Hi oduodu
Lots of good advice for you

Living in Aliwal North may just be a brownie point for you. Your municipal public library may not yet have been raided by destructive types looking for Hi-Fi books to pulp, like what happened here and is probably still happening. Sticking my head in a rat's nest, old audio mags from the mid 50's until the 90's primarily for diy, lay constructors. The city libraries was my first source of knowledge. Then I started subscribing to audio mags, which are also available free from libraries. Enquire at you local library. Those who work there will help with pleasure. Even if they have to get you 'reads' from PE.
As your knowledge grows, you will be able to recognise book titles and author's names which will be useful to you.
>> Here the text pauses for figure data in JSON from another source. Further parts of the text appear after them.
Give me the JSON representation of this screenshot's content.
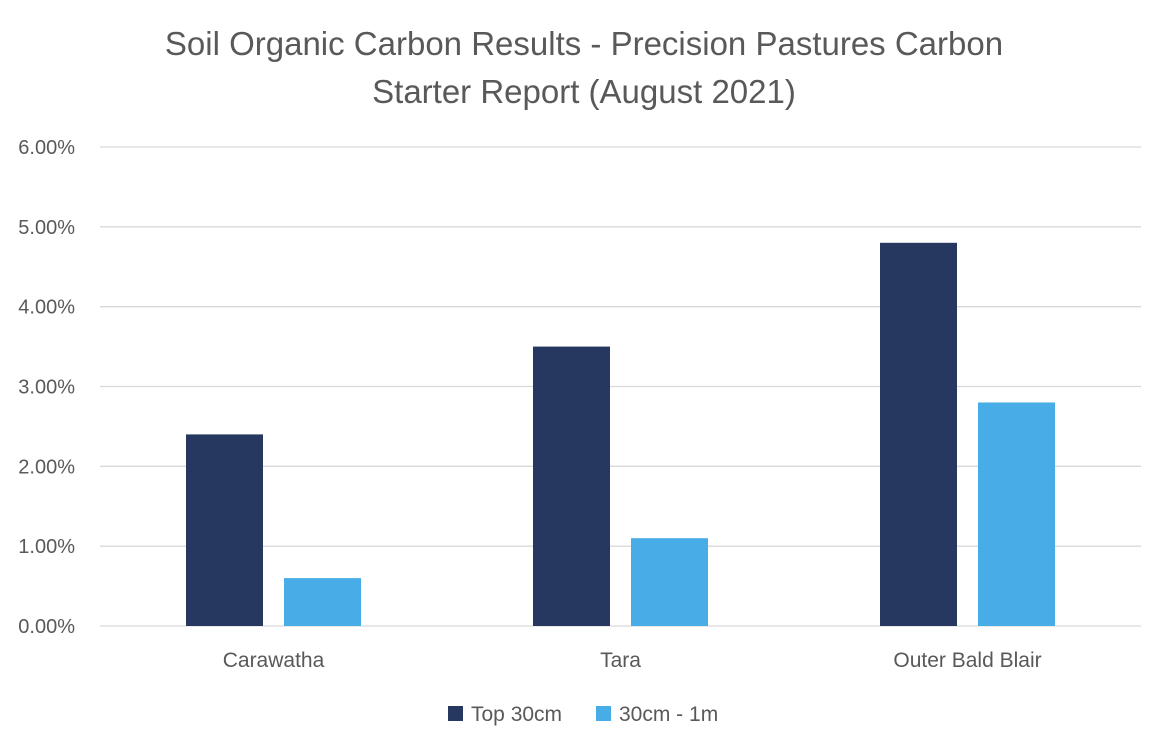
{
  "chart_data": {
    "type": "bar",
    "title": "Soil Organic Carbon Results - Precision Pastures Carbon Starter Report (August 2021)",
    "title_lines": [
      "Soil Organic Carbon Results - Precision Pastures Carbon",
      "Starter Report (August 2021)"
    ],
    "xlabel": "",
    "ylabel": "",
    "categories": [
      "Carawatha",
      "Tara",
      "Outer Bald Blair"
    ],
    "series": [
      {
        "name": "Top 30cm",
        "values": [
          0.024,
          0.035,
          0.048
        ],
        "color": "#263860"
      },
      {
        "name": "30cm - 1m",
        "values": [
          0.006,
          0.011,
          0.028
        ],
        "color": "#48ade6"
      }
    ],
    "ylim": [
      0,
      0.06
    ],
    "yticks": [
      0,
      0.01,
      0.02,
      0.03,
      0.04,
      0.05,
      0.06
    ],
    "ytick_labels": [
      "0.00%",
      "1.00%",
      "2.00%",
      "3.00%",
      "4.00%",
      "5.00%",
      "6.00%"
    ],
    "grid": true,
    "legend_position": "bottom"
  }
}
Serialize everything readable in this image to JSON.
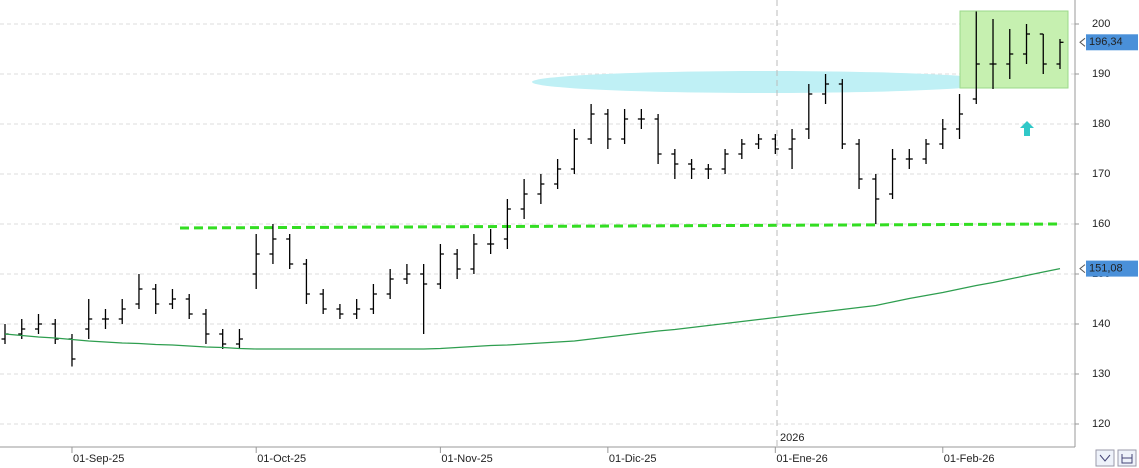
{
  "chart_data": {
    "type": "ohlc",
    "categories": [
      null,
      null,
      null,
      null,
      "01-Sep-25",
      null,
      null,
      null,
      null,
      null,
      null,
      null,
      null,
      null,
      null,
      "01-Oct-25",
      null,
      null,
      null,
      null,
      null,
      null,
      null,
      null,
      null,
      null,
      "01-Nov-25",
      null,
      null,
      null,
      null,
      null,
      null,
      null,
      null,
      null,
      "01-Dic-25",
      null,
      null,
      null,
      null,
      null,
      null,
      null,
      null,
      null,
      "01-Ene-26",
      null,
      null,
      null,
      null,
      null,
      null,
      null,
      null,
      null,
      "01-Feb-26",
      null,
      null,
      null,
      null,
      null,
      null,
      null
    ],
    "series": [
      {
        "type": "ohlc",
        "color": "#000000",
        "open": [
          137,
          138,
          139,
          140,
          137,
          139,
          141,
          141,
          144,
          147,
          144,
          145,
          142,
          138,
          136,
          150,
          154,
          157,
          152,
          146,
          143,
          142,
          143,
          146,
          149,
          150,
          148,
          154,
          151,
          156,
          157,
          163,
          166,
          168,
          171,
          177,
          182,
          177,
          181,
          181,
          174,
          172,
          171,
          171,
          174,
          176,
          177,
          175,
          179,
          186,
          188,
          176,
          169,
          166,
          173,
          173,
          176,
          179,
          185,
          192,
          192,
          194,
          198,
          192
        ],
        "high": [
          140,
          141,
          142,
          141,
          138,
          145,
          143,
          145,
          150,
          148,
          147,
          146,
          143,
          139,
          139,
          158,
          160,
          158,
          153,
          147,
          144,
          145,
          148,
          151,
          152,
          152,
          156,
          155,
          158,
          159,
          165,
          169,
          170,
          173,
          179,
          184,
          183,
          183,
          183,
          182,
          175,
          173,
          172,
          175,
          177,
          178,
          178,
          179,
          188,
          190,
          189,
          177,
          170,
          175,
          175,
          177,
          181,
          186,
          202.5,
          201,
          199,
          200,
          198,
          197
        ],
        "low": [
          136,
          137,
          138,
          136,
          131.5,
          137,
          139,
          140,
          143,
          142,
          143,
          141,
          136,
          135,
          135,
          147,
          152,
          151,
          144,
          142,
          141,
          141,
          142,
          145,
          148,
          138,
          147,
          149,
          150,
          154,
          155,
          161,
          164,
          167,
          170,
          176,
          175,
          176,
          179,
          172,
          169,
          169,
          169,
          170,
          173,
          175,
          174,
          171,
          177,
          184,
          175,
          167,
          160,
          165,
          171,
          172,
          175,
          177,
          184,
          187,
          189,
          192,
          190,
          191
        ],
        "close": [
          138,
          139,
          140,
          137,
          133,
          141,
          141,
          143,
          147,
          144,
          145,
          142,
          138,
          136,
          137,
          154,
          157,
          152,
          146,
          143,
          142,
          143,
          146,
          149,
          150,
          148,
          154,
          151,
          156,
          156,
          163,
          166,
          168,
          171,
          177,
          182,
          177,
          181,
          181,
          174,
          172,
          171,
          171,
          174,
          176,
          177,
          175,
          177,
          186,
          188,
          176,
          169,
          165,
          173,
          173,
          176,
          179,
          182,
          192,
          192,
          194,
          198,
          192,
          196.34
        ]
      },
      {
        "type": "line",
        "color": "#2e9e4f",
        "values": [
          138,
          137.7,
          137.4,
          137.2,
          136.9,
          136.6,
          136.4,
          136.2,
          136.1,
          135.9,
          135.8,
          135.6,
          135.4,
          135.3,
          135.1,
          135,
          135,
          135,
          135,
          135,
          135,
          135,
          135,
          135,
          135,
          135,
          135.1,
          135.3,
          135.5,
          135.7,
          135.8,
          136,
          136.2,
          136.4,
          136.6,
          137,
          137.4,
          137.8,
          138.2,
          138.6,
          138.9,
          139.3,
          139.7,
          140.1,
          140.5,
          140.9,
          141.3,
          141.7,
          142.1,
          142.5,
          142.9,
          143.3,
          143.7,
          144.4,
          145.1,
          145.7,
          146.3,
          147,
          147.7,
          148.3,
          149,
          149.7,
          150.4,
          151.08
        ]
      }
    ],
    "markers": [
      {
        "value": 196.34,
        "label": "196,34"
      },
      {
        "value": 151.08,
        "label": "151,08"
      }
    ],
    "year_marker": "2026",
    "ylim": [
      115.4,
      204.8
    ],
    "yticks": [
      120,
      130,
      140,
      150,
      160,
      170,
      180,
      190,
      200
    ],
    "grid": true
  }
}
Here in Cape Town, I frequent a secondhand bookshop called CAFDA. At this place, I have acquired anything from piles of old audio mags and audio yearbooks from the UK to a small personal library of my own, totalling about 40 or 50 books by especially English authors, written during the 'golden age' from when stereo started.
One problem I have encountered: It is extremely difficult to make 2nd hand bookshop owners or librarians understand exactly what literature it is you're interested in as it is such a technical subject.
For most of the 'desperate times' I needed to have knowledge of what I wanted to do, I didn't own a computer. Once I sorted this problem, my sources of audio knowledge increased a hundredfold. Make google your friend. Try fooling around. Just type "famous hi-fi writers" or "vintage audio books" and see what comes up (I haven't tried this, btw).
Good luck in your quest. The fact that you asked, counts for a lot already.